In probably the court’s most significant decision in the area of employment law, it held that a state law barring individuals with certain criminal records from working in facilities that cater to elderly or mentally challenged residents is unconstitutional.



Ruling en banc, the 5-2 majority said in Nixon v. Department of Public Welfare, PICS Case No. 01-2601 (Pa. Commw. en banc Dec. 11, 2001) Smith, J.; Flaherty & McGinley, JJ., dissenting (19 pages), that the amendment to the Older Adults Protective Services Act is too broad. Essentially, the majority held that a person who might be an excellent caregiver should not be banned from the profession on the basis of what, in theory, could be a 20-year-old, minor conviction.

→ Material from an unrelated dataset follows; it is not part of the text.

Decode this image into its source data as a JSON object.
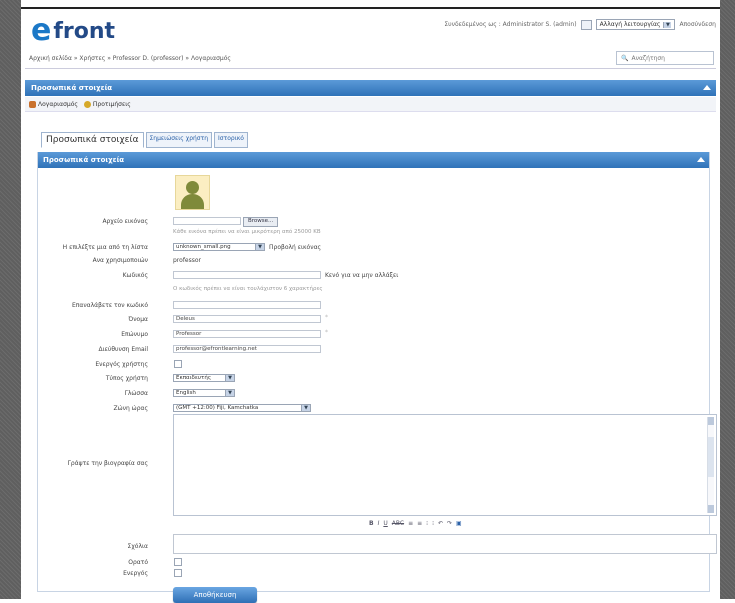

The majority relied on Article I, Section I, of the Pennsylvania Constitution, which provides that “all men are born equally free and independent,” with the right to life, liberty and the pursuit of happiness.



Immunity

The year 2001 saw a significant decrease in the number of Commonwealth Court cases dealing with governmental or sovereign immunity – possibly because in the summer, the state Supreme Court bid adieu to the “on-of” distinction in immunity cases.



The distinction had required a plaintiff to prove that his or her injury on property controlled by an agency of the commonwealth was caused by a defect “of” the property, rather than by the presence of a substance or an object “on” the property. The Commonwealth Court had released several conflicting opinions on the issue of whether the distinction still had a place in immunity cases.



The high court finally resolved the conflict, declaring the distinction’s demise in Jones v. Southeastern Pennsylvania Transportation Authority, PICS Case No. 01-1060 (Pa. May 24, 2001) Cappy, J. (15 pages). Since Jones, the Common-wealth Court has had little to say about the issue.



There is still much immunity terrain left for the Commonwealth Court to cover, however.



In early 2001, the court made clear the importance of the state Supreme Court’s ruling on attachment in real property cases. In Blocker v. City of Philadelphia, PICS Case No. 00-2479 (Pa. Dec. 22, 2000) Flaherty, C.J. (5 pages), the high court ruled that an object must be attached to the ground to qualify as a fixture for purposes of the real property exception to governmental immunity.



The exception allows a city or other municipality to be sued for the negligent care, custody or control of its real property.



Since Blocker, the Commonwealth Court in Rieger v. Altoona Area School District, PICS Case No. 01-0400 (Pa. Commw. March 2, 2001) Flaherty, J. (10 pages), affirmed a grant of summary judgment against plaintiffs who would have come out on the winning side before the justices’ ruling.



In Rieger, the plaintiffs sued a school district for failure to provide a mat on a school gymnasium’s hardwood floor during cheerleading practice.



But the court denied the claim, because the mats were not affixed to the gym floor.



The court also addressed an interesting immunity claim in February when it said that it did not change the law when it ruled in the 1998 case White v. City of Philadelphia, PICS Case No. 98-0987 (Pa. Commw. April 30, 1998) Smith, J. (9 pages), that the State Highway Law and the sidewalk exception to governmental immunity should be read in conjunction with each other.



Writing for the three-judge panel in Shimko v. Department of Transportation, PICS Case No. 01-0219 (Pa. Commw. Feb. 8, 2001) Friedman, J. (8 pages), Common-wealth Court Judge Rochelle Friedman said that part of the law had been in effect since 1995, and, therefore, an Allegheny County trial court judge was wrong to allow the Pennsylvania Department of Transportation and the City of Pittsburgh to resubmit their motions for summary judgment after White was issued.